Dua biksu menunggu sebelum upacara bendera adat di Lapangan Tiananmen, Beijing, pada Mei 2012. Feng Li/Getty
Para biksu mengibarkan bendera
Tidak terkecuali agama Budha dan Taoisme – yang mempunyai akar sejarah lebih dalam di Asia Timur.
Misalnya, Tiongkok menindas agama di Tibet, pemimpin agama, Dalai Lama, tetap berada di pengasingan di India. Menurut para aktivis, negara sedang memantau kehidupan sehari-hari di biara-biara besar Tibetmembatasi Pilihan perjalanan dan komunikasi bagi orang percaya Dan secara teratur memenjarakan para biksu karena dugaan kegiatan teroris.
Tahun ini, misalnya, di Kuil Shaolin yang terkenal – kuil Buddha kuno tempat asal mula seni bela diri Kung Fu – bendera Tiongkok untuk pertama kalinya dalam 1.500 tahun sejarahnya diangkat sebagai bagian dari kampanye pemerintah untuk menunjukkan patriotisme.
“Tidak ada otoritas moral atau sosial lain yang akan ditoleransi”
Untuk mempertahankan kekuasaannya, Partai Komunis menolak segala bentuk organisasi akar rumput, karena dianggap sebagai ancaman terhadap stabilitas internal.
Wye, mantan pejabat kedutaan Inggris, mengatakan keinginan Tiongkok untuk melakukan kontrol atas agama juga dimaksudkan untuk membatasi kontrol asing.

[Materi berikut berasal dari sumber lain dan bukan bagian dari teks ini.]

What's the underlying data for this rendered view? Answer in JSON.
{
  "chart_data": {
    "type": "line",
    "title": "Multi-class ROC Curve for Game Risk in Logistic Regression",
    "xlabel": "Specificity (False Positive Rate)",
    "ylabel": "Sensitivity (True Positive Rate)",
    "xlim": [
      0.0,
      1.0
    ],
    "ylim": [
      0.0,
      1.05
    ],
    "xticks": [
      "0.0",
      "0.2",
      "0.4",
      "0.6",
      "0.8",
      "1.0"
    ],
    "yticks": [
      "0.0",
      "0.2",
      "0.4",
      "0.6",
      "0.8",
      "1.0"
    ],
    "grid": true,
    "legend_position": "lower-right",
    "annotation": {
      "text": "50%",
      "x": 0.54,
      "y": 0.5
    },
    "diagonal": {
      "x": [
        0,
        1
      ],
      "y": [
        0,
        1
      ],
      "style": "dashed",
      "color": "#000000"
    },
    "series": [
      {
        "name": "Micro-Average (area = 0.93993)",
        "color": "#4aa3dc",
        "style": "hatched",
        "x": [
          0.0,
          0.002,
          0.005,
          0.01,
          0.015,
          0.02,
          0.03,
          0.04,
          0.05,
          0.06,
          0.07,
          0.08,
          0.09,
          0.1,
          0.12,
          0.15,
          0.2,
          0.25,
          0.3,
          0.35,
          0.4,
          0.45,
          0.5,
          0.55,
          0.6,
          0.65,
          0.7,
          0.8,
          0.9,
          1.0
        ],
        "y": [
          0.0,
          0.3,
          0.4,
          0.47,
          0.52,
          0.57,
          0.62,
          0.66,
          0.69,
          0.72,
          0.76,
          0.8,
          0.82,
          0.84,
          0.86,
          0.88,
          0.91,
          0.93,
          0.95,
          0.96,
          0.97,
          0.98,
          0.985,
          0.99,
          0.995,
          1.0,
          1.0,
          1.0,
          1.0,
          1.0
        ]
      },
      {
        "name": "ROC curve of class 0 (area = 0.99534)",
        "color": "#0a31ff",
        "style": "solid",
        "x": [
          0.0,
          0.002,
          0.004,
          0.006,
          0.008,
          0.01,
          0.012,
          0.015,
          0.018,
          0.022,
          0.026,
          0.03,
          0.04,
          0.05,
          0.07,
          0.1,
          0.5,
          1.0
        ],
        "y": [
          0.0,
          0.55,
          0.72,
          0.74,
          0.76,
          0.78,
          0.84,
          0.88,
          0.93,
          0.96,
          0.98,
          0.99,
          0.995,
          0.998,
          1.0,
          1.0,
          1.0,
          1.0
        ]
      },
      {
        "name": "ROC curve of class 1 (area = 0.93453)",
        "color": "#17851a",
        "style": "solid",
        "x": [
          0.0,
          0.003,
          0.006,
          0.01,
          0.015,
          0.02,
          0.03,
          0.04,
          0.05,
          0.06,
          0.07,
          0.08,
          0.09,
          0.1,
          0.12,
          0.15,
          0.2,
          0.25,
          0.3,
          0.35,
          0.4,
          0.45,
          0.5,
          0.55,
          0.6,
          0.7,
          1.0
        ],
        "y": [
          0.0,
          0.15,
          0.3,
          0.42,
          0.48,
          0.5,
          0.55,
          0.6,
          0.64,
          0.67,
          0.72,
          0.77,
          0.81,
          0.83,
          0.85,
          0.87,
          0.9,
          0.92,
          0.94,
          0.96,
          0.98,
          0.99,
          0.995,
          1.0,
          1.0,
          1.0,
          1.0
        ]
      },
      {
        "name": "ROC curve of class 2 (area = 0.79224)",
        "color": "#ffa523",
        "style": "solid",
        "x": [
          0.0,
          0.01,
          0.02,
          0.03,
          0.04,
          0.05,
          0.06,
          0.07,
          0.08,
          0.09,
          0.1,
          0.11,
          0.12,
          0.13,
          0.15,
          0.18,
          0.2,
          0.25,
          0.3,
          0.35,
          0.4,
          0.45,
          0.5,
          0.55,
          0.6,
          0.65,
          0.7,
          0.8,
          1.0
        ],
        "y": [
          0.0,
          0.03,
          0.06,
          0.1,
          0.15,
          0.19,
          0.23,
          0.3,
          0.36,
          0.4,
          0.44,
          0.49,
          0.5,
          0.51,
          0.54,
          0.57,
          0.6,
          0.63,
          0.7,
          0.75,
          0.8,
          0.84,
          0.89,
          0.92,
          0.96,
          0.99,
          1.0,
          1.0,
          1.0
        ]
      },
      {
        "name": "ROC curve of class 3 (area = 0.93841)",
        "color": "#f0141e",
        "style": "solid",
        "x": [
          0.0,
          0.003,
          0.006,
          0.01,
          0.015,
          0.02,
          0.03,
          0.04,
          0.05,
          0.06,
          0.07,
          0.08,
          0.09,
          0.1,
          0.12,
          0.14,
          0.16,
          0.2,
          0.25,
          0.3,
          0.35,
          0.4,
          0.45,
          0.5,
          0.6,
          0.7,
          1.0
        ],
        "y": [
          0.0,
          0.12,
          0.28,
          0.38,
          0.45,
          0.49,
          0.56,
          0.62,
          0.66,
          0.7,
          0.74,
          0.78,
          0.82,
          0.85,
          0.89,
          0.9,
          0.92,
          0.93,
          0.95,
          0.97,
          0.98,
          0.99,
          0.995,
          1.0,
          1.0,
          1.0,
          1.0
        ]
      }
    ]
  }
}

“Negara Tiongkok selalu mengkhawatirkan pengaruh asing terhadap agama dan bagaimana kekuatan asing dapat menggunakannya untuk pengaruh sosial,” kata Wye kepada Business Insider.
“Ini adalah bagian dari ‘impian Tiongkok’ yang lebih besar bahwa Xi Jinping harus menjadikan Tiongkok hebat dan kuat lagi
“Ini adalah bagian dari ‘Impian Tiongkok’ yang lebih luas yang dimiliki Xi Jinping, untuk menjadikan Tiongkok besar dan kuat kembali,” katanya.
“Meskipun Tiongkok akan berkembang secara politik dan sosial di masa depan, hal itu akan diputuskan dan didistribusikan oleh Partai Komunis. Tidak ada otoritas moral atau sosial lain yang akan ditoleransi.”
Artikel ini diterjemahkan dari bahasa Inggris oleh Jonas Lotz.